WHAT IS CASTELMAGNO?
This mixed milk blue cheese dates back to the 12th century. Back then it was used as a form of payment by farmers to work their land. A spicy, pungent formaggio, this is due in part to its’ washed rind. Castelmagno tends to be mostly cow’s milk with a dash of sheep and / or goat’s milk thrown in (no more then 20%). Depending on the quantities of milk from each breed, Castelmagno ranges from a porcelain white to an orange-ish yellow. A natural rind cheese, raw Piedmontese cow milk (from over 8 different breeds) is exclusively used under its’ traditional product of designated origin status. Though pasteurized milk is also used for non P.D.O. cheeses (aka export). Aged for 2 to 5 months, this is a dense, crumbly blue cheese with lots of flavor.
WHERE IS CASTELMAGNO MADE?
This Piedmontese formaggio is made in the areas of Castelmagno, Pradleves and Monterosso Grana. Piemont is famous for its’ wine, truffles and Nutella factory. Being in the very northwest tip of Italy at the foot of the Alps, Piedmont borders both France and Switzerland. Its’ diverse countryside and proximity to foreign influences has resulted in a rich blend of food, drink and Castelmagno cheese! Cheese made at an elevation of over 1,000 meters (3,280 feet) above sea level also will bear a “Mountain Product” sticker in Italian as well.
WHY DOESN’T MY BLUE CHEESE HAVE ANY BLUE?
Production of this cheese doesn’t require it to be pierced with needles. Blue mold spores are instead introduced into the milk itself. But without enough air, the blue mold sometimes doesn’t take root and spread throughout the cheese creating “veins.” So it isn’t unusual for this Piedmont delicacy to have little or no blue veining.

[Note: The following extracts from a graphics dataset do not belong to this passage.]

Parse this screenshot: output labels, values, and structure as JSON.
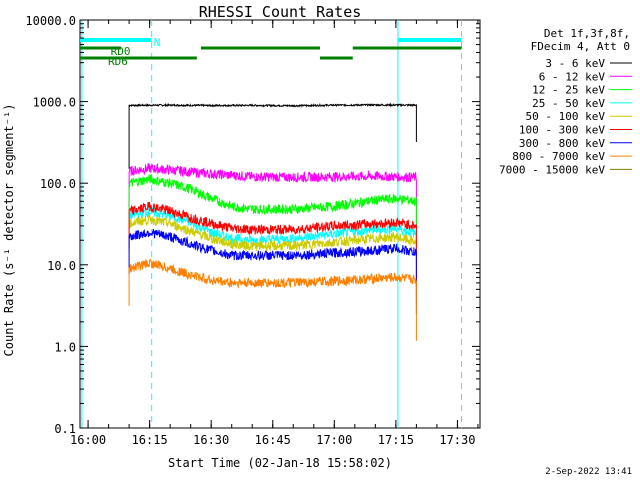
{
  "chart_data": {
    "type": "line",
    "title": "RHESSI Count Rates",
    "xlabel": "Start Time (02-Jan-18 15:58:02)",
    "ylabel": "Count Rate (s⁻¹ detector segment⁻¹)",
    "y_scale": "log",
    "ylim": [
      0.1,
      10000
    ],
    "xlim": [
      "15:58:02",
      "17:35:30"
    ],
    "x_ticks": [
      "16:00",
      "16:15",
      "16:30",
      "16:45",
      "17:00",
      "17:15",
      "17:30"
    ],
    "y_ticks": [
      "0.1",
      "1.0",
      "10.0",
      "100.0",
      "1000.0",
      "10000.0"
    ],
    "legend_header": [
      "Det 1f,3f,8f,",
      "FDecim 4, Att 0"
    ],
    "legend_position": "right",
    "series": [
      {
        "name": "3 - 6 keV",
        "color": "#000000",
        "x": [
          "16:10",
          "16:20",
          "16:30",
          "16:40",
          "16:50",
          "17:00",
          "17:10",
          "17:20"
        ],
        "values": [
          900,
          905,
          895,
          900,
          890,
          905,
          910,
          905
        ]
      },
      {
        "name": "6 - 12 keV",
        "color": "#ff00ff",
        "x": [
          "16:10",
          "16:15",
          "16:20",
          "16:30",
          "16:40",
          "16:50",
          "17:00",
          "17:10",
          "17:20"
        ],
        "values": [
          140,
          152,
          145,
          130,
          120,
          118,
          120,
          122,
          118
        ]
      },
      {
        "name": "12 - 25 keV",
        "color": "#00ff00",
        "x": [
          "16:10",
          "16:15",
          "16:20",
          "16:25",
          "16:30",
          "16:35",
          "16:40",
          "16:50",
          "17:00",
          "17:10",
          "17:15",
          "17:20"
        ],
        "values": [
          100,
          112,
          100,
          85,
          65,
          52,
          48,
          48,
          52,
          62,
          65,
          60
        ]
      },
      {
        "name": "25 - 50 keV",
        "color": "#00ffff",
        "x": [
          "16:10",
          "16:15",
          "16:20",
          "16:25",
          "16:30",
          "16:35",
          "16:40",
          "16:50",
          "17:00",
          "17:10",
          "17:15",
          "17:20"
        ],
        "values": [
          40,
          45,
          40,
          33,
          25,
          21,
          20,
          21,
          24,
          27,
          28,
          24
        ]
      },
      {
        "name": "50 - 100 keV",
        "color": "#cccc00",
        "x": [
          "16:10",
          "16:15",
          "16:20",
          "16:25",
          "16:30",
          "16:35",
          "16:40",
          "16:50",
          "17:00",
          "17:10",
          "17:15",
          "17:20"
        ],
        "values": [
          32,
          36,
          32,
          26,
          21,
          18,
          17,
          17,
          19,
          21,
          22,
          19
        ]
      },
      {
        "name": "100 - 300 keV",
        "color": "#ff0000",
        "x": [
          "16:10",
          "16:15",
          "16:20",
          "16:25",
          "16:30",
          "16:35",
          "16:40",
          "16:50",
          "17:00",
          "17:10",
          "17:15",
          "17:20"
        ],
        "values": [
          45,
          52,
          46,
          38,
          32,
          28,
          27,
          27,
          30,
          32,
          33,
          30
        ]
      },
      {
        "name": "300 - 800 keV",
        "color": "#0000ff",
        "x": [
          "16:10",
          "16:15",
          "16:20",
          "16:25",
          "16:30",
          "16:35",
          "16:40",
          "16:50",
          "17:00",
          "17:10",
          "17:15",
          "17:20"
        ],
        "values": [
          22,
          25,
          22,
          18,
          15,
          13,
          13,
          13,
          14,
          15,
          16,
          14
        ]
      },
      {
        "name": "800 - 7000 keV",
        "color": "#ff8000",
        "x": [
          "16:10",
          "16:15",
          "16:20",
          "16:25",
          "16:30",
          "16:35",
          "16:40",
          "16:50",
          "17:00",
          "17:10",
          "17:15",
          "17:20"
        ],
        "values": [
          9,
          10.5,
          9,
          7.5,
          6.5,
          6,
          6,
          6,
          6.3,
          6.8,
          7,
          6.5
        ]
      },
      {
        "name": "7000 - 15000 keV",
        "color": "#808000",
        "x": [],
        "values": []
      }
    ],
    "flags": [
      {
        "label": "N",
        "color": "#00ffff",
        "segments": [
          [
            "15:58:02",
            "16:15:30"
          ],
          [
            "17:15:30",
            "17:31:00"
          ]
        ]
      },
      {
        "label": "RD0",
        "color": "#008000",
        "segments": [
          [
            "15:58:02",
            "16:08:00"
          ],
          [
            "16:27:30",
            "16:56:30"
          ],
          [
            "17:04:30",
            "17:31:00"
          ]
        ]
      },
      {
        "label": "RD6",
        "color": "#008000",
        "segments": [
          [
            "15:58:02",
            "16:08:00"
          ],
          [
            "16:08:00",
            "16:26:30"
          ],
          [
            "16:56:30",
            "17:04:30"
          ]
        ]
      }
    ],
    "vertical_markers": [
      {
        "time": "15:58:30",
        "color": "#00ffff",
        "style": "solid"
      },
      {
        "time": "16:15:30",
        "color": "#00ffff",
        "style": "dashed"
      },
      {
        "time": "17:15:30",
        "color": "#00ffff",
        "style": "solid"
      },
      {
        "time": "17:31:00",
        "color": "#00ffff",
        "style": "dashed"
      }
    ],
    "grid": false
  },
  "footer": {
    "date": "2-Sep-2022 13:41"
  }
}
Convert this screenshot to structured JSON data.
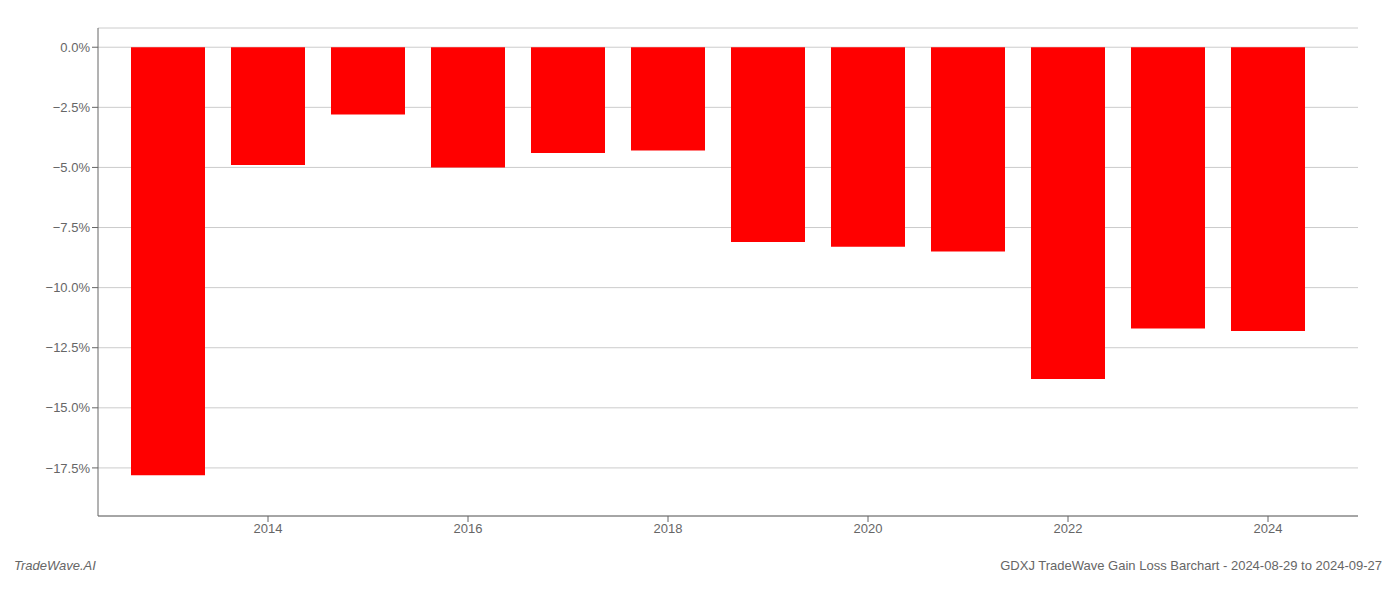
{
  "chart_data": {
    "type": "bar",
    "x": [
      2013,
      2014,
      2015,
      2016,
      2017,
      2018,
      2019,
      2020,
      2021,
      2022,
      2023,
      2024
    ],
    "values": [
      -17.8,
      -4.9,
      -2.8,
      -5.0,
      -4.4,
      -4.3,
      -8.1,
      -8.3,
      -8.5,
      -13.8,
      -11.7,
      -11.8
    ],
    "color": "#ff0000",
    "xlim": [
      2012.3,
      2024.9
    ],
    "xticks": [
      2014,
      2016,
      2018,
      2020,
      2022,
      2024
    ],
    "ylim": [
      -19.5,
      0.8
    ],
    "yticks": [
      {
        "value": 0.0,
        "label": "0.0%"
      },
      {
        "value": -2.5,
        "label": "−2.5%"
      },
      {
        "value": -5.0,
        "label": "−5.0%"
      },
      {
        "value": -7.5,
        "label": "−7.5%"
      },
      {
        "value": -10.0,
        "label": "−10.0%"
      },
      {
        "value": -12.5,
        "label": "−12.5%"
      },
      {
        "value": -15.0,
        "label": "−15.0%"
      },
      {
        "value": -17.5,
        "label": "−17.5%"
      }
    ],
    "grid": true,
    "annotations": [
      "TradeWave.AI",
      "GDXJ TradeWave Gain Loss Barchart - 2024-08-29 to 2024-09-27"
    ]
  }
}
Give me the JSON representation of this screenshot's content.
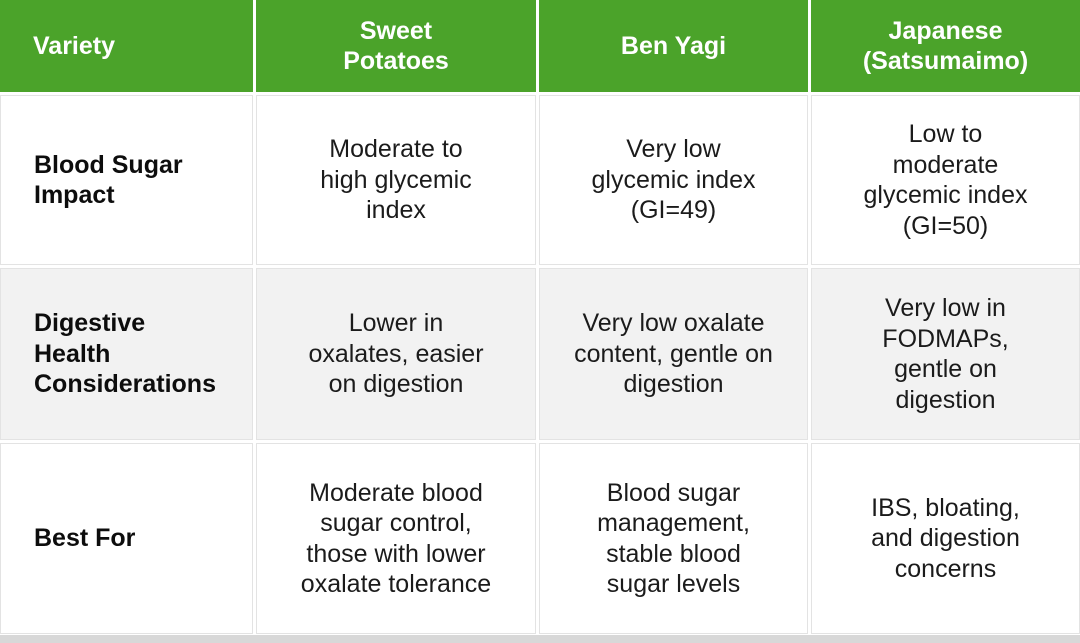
{
  "colors": {
    "header_bg": "#4BA32A",
    "header_text": "#ffffff",
    "row_alt_bg": "#f2f2f2",
    "body_text": "#1b1b1b",
    "grid_line": "#e3e3e3",
    "bottom_strip": "#d8d8d8"
  },
  "table": {
    "columns": [
      "Variety",
      "Sweet\nPotatoes",
      "Ben Yagi",
      "Japanese\n(Satsumaimo)"
    ],
    "rows": [
      {
        "label": "Blood Sugar\nImpact",
        "cells": [
          "Moderate to\nhigh glycemic\nindex",
          "Very low\nglycemic index\n(GI=49)",
          "Low to\nmoderate\nglycemic index\n(GI=50)"
        ]
      },
      {
        "label": "Digestive\nHealth\nConsiderations",
        "cells": [
          "Lower in\noxalates, easier\non digestion",
          "Very low oxalate\ncontent, gentle on\ndigestion",
          "Very low in\nFODMAPs,\ngentle on\ndigestion"
        ]
      },
      {
        "label": "Best For",
        "cells": [
          "Moderate blood\nsugar control,\nthose with lower\noxalate tolerance",
          "Blood sugar\nmanagement,\nstable blood\nsugar levels",
          "IBS, bloating,\nand digestion\nconcerns"
        ]
      }
    ]
  }
}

WHAT CAN I PAIR WITH CASTELMAGNO?
Castelmagno works well as a grating cheese. I’d suggest melting this formaggio over a nice pasta dish instead using it on a cheese tour. If served on a cheese plate, however, I’d suggest pairing Castelmagno with a nice honey or not too sweet fig preserve. In terms of wines, try reds from the same region like Barolo. Though if the cheese is already being paired with a honey this won’t work as well.